Le consommateur a besoin qu'une partie de sa nourriture ne soit pas chère, donc produite à grande échelle.


Vendredi 9 septembre, des éleveurs de la Confédération paysanne et de syndicats belges avaient déversé 23.000 litres de son lait, en ouvrant les vannes d'un camion qui livrait en Belgique. Là-bas, le lait se vend à environ 200€ la tonne, contre 257€ en France au mois de juillet et 300€ prévu à la fin de l'année selon l'accord récemment trouvé entre la FNSEA et le groupe Lactalis.

[Le porte-parole de la Confédération paysanne], il détruit de l'emploi !


"C'est un scandale, c'est inadmissible de jeter de la bouffe comme ça", réagit aujourd'hui Michel Welter. Il affirme que, comme tous les éleveurs, lui aussi voudrait "le meilleur prix possible". S'il travaille avec une laiterie belge, c'est dit-il à cause de ses adversaires en France : "Vu la mauvaise image que certains ont donné de la ferme, des laiteries françaises m'ont dit qu'elles craignent pour leur propre image" si elles achetaient du lait des "mille vaches". La laiterie belge craindrait moins la polémique.

Et Michel Welter contre-attaque. Il cible Antoine Jean, son plus grand opposant, porte-parole de la Confédération paysanne. "Ce type, il a 30 hectares, 40 vaches, 60 chèvres, il fait du petit fromage qu'il vend sur le marché, tout seul. Moi je pense qu'il détruit de l'emploi", lance Michel Welter. A l'inverse, il souligne que "25 personnes bossent à la ferme", qui plus est, sans recevoir aucune subvention de l'Etat.

Une troisième voie ?


La première de Dimanche en politique, nouveau rendez-vous sur France 3 Picardie chaque dimanche à 11h30, était consacrée aujourd'hui à la crise agricole et à l'avenir des éleveurs picards. le porte-parole du groupe Lactalis - plus grand groupe laitier et fromager au monde - était sur notre plateau. Cela peut paraître étonnant, mais il ne défend pas tellement la ferme des mille vaches.

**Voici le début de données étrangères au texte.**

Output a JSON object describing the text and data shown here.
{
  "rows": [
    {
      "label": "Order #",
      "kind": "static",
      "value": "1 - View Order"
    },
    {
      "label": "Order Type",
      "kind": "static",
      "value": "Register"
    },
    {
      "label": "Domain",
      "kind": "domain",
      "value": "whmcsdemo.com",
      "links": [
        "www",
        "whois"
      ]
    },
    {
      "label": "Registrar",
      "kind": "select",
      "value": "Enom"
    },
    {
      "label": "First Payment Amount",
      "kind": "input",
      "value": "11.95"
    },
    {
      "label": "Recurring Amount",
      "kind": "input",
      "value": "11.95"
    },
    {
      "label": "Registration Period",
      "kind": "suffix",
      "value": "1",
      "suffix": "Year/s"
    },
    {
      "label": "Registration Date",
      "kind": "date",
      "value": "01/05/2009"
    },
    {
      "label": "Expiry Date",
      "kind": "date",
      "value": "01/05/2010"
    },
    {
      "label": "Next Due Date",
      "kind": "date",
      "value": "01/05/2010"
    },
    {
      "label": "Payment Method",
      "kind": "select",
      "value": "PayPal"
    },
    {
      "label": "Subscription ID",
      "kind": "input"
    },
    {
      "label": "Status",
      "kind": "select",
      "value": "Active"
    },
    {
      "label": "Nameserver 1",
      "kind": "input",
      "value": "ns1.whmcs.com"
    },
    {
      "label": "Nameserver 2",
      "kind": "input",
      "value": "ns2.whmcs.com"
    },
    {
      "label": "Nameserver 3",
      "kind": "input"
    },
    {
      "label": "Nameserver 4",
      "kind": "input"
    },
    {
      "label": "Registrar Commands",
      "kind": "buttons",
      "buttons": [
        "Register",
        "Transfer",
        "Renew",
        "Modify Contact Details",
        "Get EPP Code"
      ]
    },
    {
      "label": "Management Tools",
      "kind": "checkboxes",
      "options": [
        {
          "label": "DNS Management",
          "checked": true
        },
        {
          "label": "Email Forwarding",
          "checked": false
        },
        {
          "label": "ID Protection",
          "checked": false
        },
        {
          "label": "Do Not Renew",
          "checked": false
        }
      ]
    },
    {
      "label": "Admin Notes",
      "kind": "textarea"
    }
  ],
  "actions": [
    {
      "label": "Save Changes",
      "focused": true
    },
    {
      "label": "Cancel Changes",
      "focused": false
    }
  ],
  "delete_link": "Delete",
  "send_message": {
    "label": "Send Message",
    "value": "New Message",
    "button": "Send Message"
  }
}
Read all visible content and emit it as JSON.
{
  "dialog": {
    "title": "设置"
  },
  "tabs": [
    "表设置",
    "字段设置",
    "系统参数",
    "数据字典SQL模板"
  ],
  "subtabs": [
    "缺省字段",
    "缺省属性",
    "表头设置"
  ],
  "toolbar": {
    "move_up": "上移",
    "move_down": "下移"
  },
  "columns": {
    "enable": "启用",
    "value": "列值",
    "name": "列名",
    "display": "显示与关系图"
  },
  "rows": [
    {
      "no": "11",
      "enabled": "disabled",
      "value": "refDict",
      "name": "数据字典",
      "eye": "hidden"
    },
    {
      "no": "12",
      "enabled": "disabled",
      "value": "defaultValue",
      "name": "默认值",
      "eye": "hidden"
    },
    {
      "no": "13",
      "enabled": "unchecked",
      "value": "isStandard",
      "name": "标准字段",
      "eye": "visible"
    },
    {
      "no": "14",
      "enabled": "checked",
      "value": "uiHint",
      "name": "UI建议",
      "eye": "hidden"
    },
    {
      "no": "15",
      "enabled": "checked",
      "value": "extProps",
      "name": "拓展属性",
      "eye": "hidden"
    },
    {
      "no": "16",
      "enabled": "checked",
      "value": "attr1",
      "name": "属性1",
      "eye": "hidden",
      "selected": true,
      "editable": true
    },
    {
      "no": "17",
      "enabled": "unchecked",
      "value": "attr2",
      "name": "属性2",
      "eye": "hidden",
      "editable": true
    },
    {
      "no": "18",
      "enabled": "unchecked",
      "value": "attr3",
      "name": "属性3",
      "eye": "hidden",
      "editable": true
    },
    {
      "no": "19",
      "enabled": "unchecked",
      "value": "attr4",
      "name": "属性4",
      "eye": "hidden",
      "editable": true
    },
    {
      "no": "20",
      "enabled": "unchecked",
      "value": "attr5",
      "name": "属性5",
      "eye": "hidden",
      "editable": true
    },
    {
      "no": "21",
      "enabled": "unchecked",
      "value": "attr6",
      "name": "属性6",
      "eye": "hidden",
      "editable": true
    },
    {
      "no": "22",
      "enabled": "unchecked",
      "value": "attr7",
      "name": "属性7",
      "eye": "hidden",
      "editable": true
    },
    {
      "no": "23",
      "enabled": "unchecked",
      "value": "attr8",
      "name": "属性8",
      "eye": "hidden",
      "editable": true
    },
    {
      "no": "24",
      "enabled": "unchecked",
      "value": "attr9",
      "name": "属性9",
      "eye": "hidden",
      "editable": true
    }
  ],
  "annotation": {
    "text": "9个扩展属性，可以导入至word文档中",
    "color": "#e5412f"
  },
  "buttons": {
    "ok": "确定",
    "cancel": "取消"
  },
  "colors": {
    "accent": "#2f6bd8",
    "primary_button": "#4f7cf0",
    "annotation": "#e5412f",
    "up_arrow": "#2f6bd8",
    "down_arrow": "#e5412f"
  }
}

"Il y a une vraie surproduction, essentiellement en Europe", confirme Michel Nalet. Dans ce contexte, la "ferme des mille vaches" n'est "probablement pas le modèle vers lequel la France va tendre", estime le porte-parole, qui ajoute : "Il y a peut-être une marge entre des exploitations qui ont 20 ou 30 vaches et le modèle à 1000 vaches."

Extrait de l'émission "Dimanche en politique" diffusée le 11 septembre sur France 3 Picardie.

Etant donné qu'actuellement, avec une agriculture française très familiale, seulement 10% des exploitations ont plus de 100 bêtes, Lactalis s'attend à "des réorganisations" dans les prochaines années, des concentrations, simplement pas au niveau de celle opérée à Drucat.

Mais pour Michel Welter, la vie n'est pas tenable pour les exploitations de taille moyenne : elles sont trop petites pour faire des économies d'échelle et trop grandes pour vendre leur production à la clientèle attirée par l'authenticité des petits producteurs, les circuits courts ou le bio.

Le symbole des Mille-vaches ne doit donc pas faire oublier qu'il y existe plusieurs modèles d'agriculture et qu'un débat légitime mérite d'être mené en France, sous l'impulsion des professionnels et des élus politiques. Espérons qu'il le sera en vue des élections présidentielle et législative de 2017.